We may not understand all of the effects plastics are having on our bodies, but we know they are in bottled water. One of the results of plastic in our bodies that scientists are starting to understand is in the endocrine system.
The endocrine system is made up of a network of glands that secrete hormones inside the body. You know this as the system that regulates:
Growth and development
Homeostasis (the internal balance of body systems)
Metabolism (body energy levels)
Response to stimuli (stress and/or injury)
Some studies were conducted, contested, and re-conducted to try to understand what plastic does to the endocrine system. Even PET plastic, the kind of plastic that is used to make single-use water bottles, has been linked to an endocrine disruptor in the form of an estrogen mimic.
Why should you care? Estrogenic effects of plastics have been linked to:
increased mood swings
low sex drive
And this is not just in women, plastics mimic estrogen and cause estrogen levels to go up in men as well.
There isn’t enough research to connect plastic and cancer. However, there is some evidence that increased estrogen levels can lead to precursors of breast cancer and there is now research that connects all plastics (not just BPA) to increased synthetic estrogen.
ALL OF THE RESEARCH?
Short answer: There just isn’t enough research being done. Is this intentional?
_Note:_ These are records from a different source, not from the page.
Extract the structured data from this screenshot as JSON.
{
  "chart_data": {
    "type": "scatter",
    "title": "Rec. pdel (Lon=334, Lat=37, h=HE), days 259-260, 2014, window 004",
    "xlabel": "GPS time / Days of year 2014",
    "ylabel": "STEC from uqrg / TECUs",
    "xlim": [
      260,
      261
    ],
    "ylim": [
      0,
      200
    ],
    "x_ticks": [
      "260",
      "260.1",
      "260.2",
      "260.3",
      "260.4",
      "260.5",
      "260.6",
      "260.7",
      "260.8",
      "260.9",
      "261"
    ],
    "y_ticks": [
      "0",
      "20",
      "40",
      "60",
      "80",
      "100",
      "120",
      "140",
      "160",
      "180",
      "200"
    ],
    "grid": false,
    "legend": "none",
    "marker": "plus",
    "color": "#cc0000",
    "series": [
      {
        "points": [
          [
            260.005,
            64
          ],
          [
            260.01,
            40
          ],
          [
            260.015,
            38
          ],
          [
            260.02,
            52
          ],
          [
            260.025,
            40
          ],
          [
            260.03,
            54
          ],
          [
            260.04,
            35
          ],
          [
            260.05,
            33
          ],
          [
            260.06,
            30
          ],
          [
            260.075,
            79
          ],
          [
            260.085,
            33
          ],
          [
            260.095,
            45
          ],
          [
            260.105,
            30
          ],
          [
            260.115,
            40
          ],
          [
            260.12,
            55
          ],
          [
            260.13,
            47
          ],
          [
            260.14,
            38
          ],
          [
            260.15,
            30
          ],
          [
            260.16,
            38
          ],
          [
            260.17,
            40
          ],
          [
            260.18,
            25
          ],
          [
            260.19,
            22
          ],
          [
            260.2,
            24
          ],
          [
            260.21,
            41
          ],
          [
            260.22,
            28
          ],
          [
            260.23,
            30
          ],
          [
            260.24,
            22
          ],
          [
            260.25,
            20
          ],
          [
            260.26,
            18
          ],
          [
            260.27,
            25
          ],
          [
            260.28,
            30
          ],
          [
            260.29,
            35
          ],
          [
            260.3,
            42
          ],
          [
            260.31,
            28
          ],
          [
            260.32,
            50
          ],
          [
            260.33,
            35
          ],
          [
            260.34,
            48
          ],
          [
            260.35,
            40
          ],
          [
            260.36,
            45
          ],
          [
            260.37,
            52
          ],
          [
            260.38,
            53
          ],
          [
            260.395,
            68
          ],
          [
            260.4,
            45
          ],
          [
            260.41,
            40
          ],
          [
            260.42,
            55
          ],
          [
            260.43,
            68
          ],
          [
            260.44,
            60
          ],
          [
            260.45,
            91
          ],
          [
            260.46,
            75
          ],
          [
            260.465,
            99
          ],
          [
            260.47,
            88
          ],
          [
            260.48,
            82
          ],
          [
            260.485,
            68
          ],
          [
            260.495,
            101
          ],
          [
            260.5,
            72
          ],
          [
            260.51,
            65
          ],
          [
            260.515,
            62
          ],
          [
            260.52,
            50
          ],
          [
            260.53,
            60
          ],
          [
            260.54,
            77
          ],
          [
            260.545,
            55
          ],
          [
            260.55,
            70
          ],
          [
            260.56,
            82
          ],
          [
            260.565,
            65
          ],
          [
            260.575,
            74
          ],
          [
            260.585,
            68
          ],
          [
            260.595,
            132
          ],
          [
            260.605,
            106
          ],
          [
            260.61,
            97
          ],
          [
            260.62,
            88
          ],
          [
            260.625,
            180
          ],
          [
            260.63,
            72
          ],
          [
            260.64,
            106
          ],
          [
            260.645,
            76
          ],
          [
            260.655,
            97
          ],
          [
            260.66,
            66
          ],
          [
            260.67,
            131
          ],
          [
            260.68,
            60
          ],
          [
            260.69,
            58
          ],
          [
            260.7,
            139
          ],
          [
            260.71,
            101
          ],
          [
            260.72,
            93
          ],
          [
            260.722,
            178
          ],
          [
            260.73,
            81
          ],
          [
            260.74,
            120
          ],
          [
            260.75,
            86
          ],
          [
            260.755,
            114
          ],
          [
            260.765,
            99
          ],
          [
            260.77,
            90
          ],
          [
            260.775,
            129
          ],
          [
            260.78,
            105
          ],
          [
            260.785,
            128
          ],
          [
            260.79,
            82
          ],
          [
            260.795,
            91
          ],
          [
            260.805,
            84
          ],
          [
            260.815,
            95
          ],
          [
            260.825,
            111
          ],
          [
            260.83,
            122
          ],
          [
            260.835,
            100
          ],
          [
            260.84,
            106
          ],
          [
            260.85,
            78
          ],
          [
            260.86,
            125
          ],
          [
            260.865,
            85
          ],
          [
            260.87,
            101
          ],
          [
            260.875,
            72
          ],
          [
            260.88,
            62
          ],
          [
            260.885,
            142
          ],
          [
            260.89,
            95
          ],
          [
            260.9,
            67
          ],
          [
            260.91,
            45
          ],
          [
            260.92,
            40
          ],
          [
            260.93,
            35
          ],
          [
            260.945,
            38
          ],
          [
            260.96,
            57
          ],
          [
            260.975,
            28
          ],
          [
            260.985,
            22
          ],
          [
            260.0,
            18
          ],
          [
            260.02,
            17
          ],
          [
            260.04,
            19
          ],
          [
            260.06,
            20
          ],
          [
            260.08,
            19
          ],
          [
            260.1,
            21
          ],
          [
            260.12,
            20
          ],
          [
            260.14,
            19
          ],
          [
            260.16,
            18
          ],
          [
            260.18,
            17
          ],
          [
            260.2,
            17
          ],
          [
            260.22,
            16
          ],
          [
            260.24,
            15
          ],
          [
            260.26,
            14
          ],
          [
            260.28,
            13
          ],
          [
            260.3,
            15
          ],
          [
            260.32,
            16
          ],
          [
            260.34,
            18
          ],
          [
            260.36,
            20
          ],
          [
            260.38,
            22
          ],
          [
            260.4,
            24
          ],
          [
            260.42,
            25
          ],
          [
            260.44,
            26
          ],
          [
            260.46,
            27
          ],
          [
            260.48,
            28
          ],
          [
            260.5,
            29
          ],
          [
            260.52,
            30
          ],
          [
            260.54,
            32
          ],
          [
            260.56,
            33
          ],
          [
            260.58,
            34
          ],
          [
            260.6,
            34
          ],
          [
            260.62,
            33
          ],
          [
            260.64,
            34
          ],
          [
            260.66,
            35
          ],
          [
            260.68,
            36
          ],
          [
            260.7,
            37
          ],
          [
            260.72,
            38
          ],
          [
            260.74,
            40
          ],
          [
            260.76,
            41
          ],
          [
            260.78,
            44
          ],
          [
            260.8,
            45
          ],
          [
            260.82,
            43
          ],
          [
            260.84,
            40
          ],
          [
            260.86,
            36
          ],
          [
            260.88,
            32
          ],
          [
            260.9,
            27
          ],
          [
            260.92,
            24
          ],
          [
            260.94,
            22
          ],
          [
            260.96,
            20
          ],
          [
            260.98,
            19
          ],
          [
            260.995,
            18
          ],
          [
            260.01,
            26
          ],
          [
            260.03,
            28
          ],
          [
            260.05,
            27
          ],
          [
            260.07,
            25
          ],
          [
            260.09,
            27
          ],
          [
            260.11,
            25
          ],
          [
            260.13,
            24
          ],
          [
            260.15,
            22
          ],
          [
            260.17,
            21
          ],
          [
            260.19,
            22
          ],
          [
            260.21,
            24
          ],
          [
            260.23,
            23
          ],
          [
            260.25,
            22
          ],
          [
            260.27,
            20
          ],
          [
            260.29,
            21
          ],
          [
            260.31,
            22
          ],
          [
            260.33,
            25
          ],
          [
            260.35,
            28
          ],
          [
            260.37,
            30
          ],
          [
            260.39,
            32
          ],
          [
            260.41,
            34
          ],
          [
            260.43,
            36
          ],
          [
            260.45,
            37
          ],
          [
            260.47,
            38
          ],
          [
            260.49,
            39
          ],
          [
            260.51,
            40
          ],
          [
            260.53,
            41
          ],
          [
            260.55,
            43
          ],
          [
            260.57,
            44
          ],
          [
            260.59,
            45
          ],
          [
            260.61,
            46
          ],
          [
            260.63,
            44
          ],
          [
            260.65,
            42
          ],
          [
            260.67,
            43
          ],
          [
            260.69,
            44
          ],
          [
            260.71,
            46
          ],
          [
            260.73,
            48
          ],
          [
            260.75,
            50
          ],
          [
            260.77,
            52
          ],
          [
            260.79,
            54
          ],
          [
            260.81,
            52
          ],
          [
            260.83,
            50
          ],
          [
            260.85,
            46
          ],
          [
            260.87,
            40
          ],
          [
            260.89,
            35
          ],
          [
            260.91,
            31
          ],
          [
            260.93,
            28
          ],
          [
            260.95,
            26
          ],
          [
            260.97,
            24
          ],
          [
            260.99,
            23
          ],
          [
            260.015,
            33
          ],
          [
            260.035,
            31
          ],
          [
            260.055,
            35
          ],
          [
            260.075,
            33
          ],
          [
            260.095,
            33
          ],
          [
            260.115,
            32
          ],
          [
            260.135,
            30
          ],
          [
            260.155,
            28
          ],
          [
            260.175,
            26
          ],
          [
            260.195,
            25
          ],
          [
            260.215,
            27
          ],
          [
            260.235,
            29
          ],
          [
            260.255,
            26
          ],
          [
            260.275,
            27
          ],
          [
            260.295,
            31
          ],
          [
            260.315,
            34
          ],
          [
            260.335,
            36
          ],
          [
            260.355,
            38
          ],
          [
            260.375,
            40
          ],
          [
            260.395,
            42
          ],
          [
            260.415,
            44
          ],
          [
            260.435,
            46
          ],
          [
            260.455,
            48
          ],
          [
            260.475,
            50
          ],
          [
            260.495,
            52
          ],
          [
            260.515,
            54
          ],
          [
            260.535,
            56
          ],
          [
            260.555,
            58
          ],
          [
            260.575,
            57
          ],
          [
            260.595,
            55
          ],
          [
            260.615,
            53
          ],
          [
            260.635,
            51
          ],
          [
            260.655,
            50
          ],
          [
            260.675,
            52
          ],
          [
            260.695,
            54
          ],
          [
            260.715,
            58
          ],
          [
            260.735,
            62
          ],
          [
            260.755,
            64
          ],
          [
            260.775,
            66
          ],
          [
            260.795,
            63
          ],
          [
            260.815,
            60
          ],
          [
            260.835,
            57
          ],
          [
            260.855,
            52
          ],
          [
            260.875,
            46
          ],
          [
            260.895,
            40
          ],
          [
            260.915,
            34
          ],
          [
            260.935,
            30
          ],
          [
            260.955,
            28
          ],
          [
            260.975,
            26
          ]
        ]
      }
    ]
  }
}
Objective and unbought scientists must start looking at the short and long-term effects of what ingested microplastics in our bottled water do, and if cancers can be definitively linked to plastics. Is drinking water out of single-use plastic dangerous? The data isn’t definitive.
But maybe the answer is to stop creating the plastic garbage in the first place because a real danger that we can prove right now is the plastic pollution crisis. Reach for a better option, a truly recyclable option, like a paper carton, or the new hybrid reusable aluminum PATHWATER bottle. Better yet, refill a bottle you carry with you and stop buying single-use everything!